Rapid Avro serializer for C# .NET
Other
97 stars 27 forks source link

Issues with Azure ADX #118

Open wdcossey opened 9 months ago

wdcossey commented 9 months ago

I'm having issues with Azure ADX.

I would like to write data (1000s, 100000s records) to a file that will be pushed to Azure ADX for processing.

Whilst the library is simple enough to get working, Azure does not like the schema that is given.

I simply tried serializing a list of objects (say 2-10) and wrote that to a file and uploaded it, it failed.

Writing a single object does however work.

I also tried Merge, that also failed to work.

My understanding is that ADX doesn't understand the array data type.

Is what I'm attempting to do even possible? I wouldn't want to send 10,000 individual files.

AdrianStrugala commented 9 months ago

Could you share the error returned from ADX?

wdcossey commented 9 months ago

Hi @AdrianStrugala

Here's part of the error:

Couldn't infer file schema. Error: Input (format: 'Avro') source cannot be read due to: 'Unrecognized Avro schema: '{"type":"array","items"

Give me a bit and I will send a code sample (with a full error).

wdcossey commented 9 months ago

Full error:

Couldn't infer file schema. Error: Input (format: 'Avro') source cannot be read due to: 'Unrecognized Avro schema: '.
{"type":"array","items":{"name":"SomeClass","namespace":"BogusData","type":"record","fields":[{"name":"Int32","type":"int"},{"name":"String","type":"string"},{"name":"Datetime","type":{"type":"long","logicalType":"timestamp-micros"}},{"name":"Decimal","type":{"type":"bytes","logicalType":"decimal","precision":28,"scale":18}}]}}

Test code:

var seqNum = 123;

var fakeItems = new Faker<SomeClass>()
    .CustomInstantiator(f => new SomeClass(seqNum++))
    .RuleFor(o => o.Decimal, f => f.Random.Decimal(1.1m, 999m))
    .RuleFor(o => o.Datetime, f => f.Date.Recent())
    .RuleFor(o => o.String, f => f.Random.String(4, 4)).Generate(10);

var result = AvroConvert.Serialize(fakeItems, CodecType.Null);
await File.WriteAllBytesAsync("somefilename.avro", result);

Class:

public class SomeClass
{
    public int Int32 { get; }

    public string String { get; set; }

    public DateTime Datetime { get; set; }

    [AvroDecimal(Precision = 28, Scale = 18)]
    public decimal Decimal { get; set; }

    public SomeClass(int seqNum)
    {
        Int32 = seqNum;
    }
}
AdrianStrugala commented 9 months ago

The schema is valid according to Avro specification. It looks like the problem is on ADX side. Could you report that to MS? I will take another look anyway, but I can't promise anything.

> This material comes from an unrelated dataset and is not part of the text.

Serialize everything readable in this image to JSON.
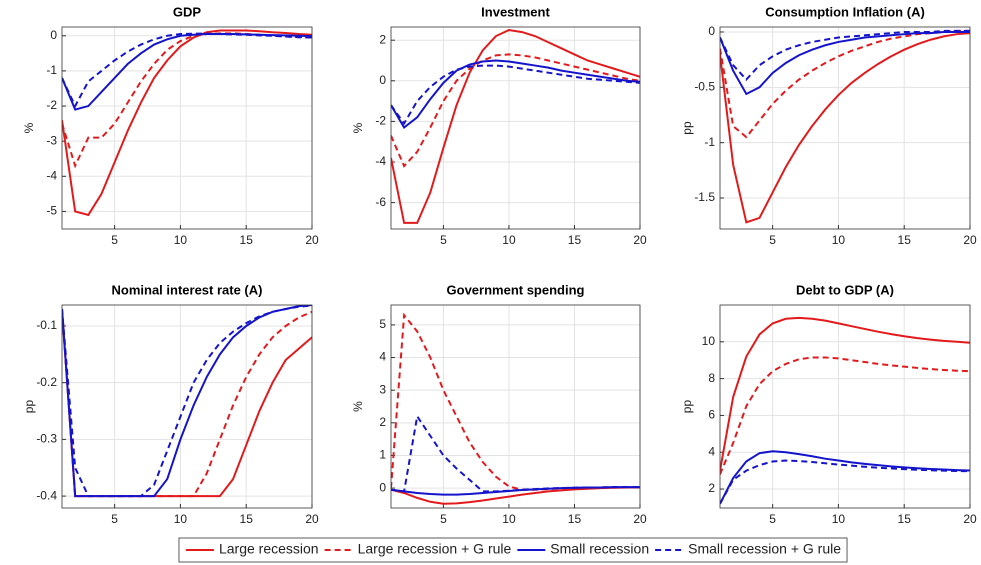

wdcossey commented 9 months ago

@AdrianStrugala I have resolved the issue, I will open a PR tomorrow [after I have done some additional testing].

You can have a look at the PR and approve it or use what is there to make a solution more to your liking.

wdcossey commented 9 months ago

119

AdrianStrugala commented 7 months ago

The proposed solution will be a default behavior for V4.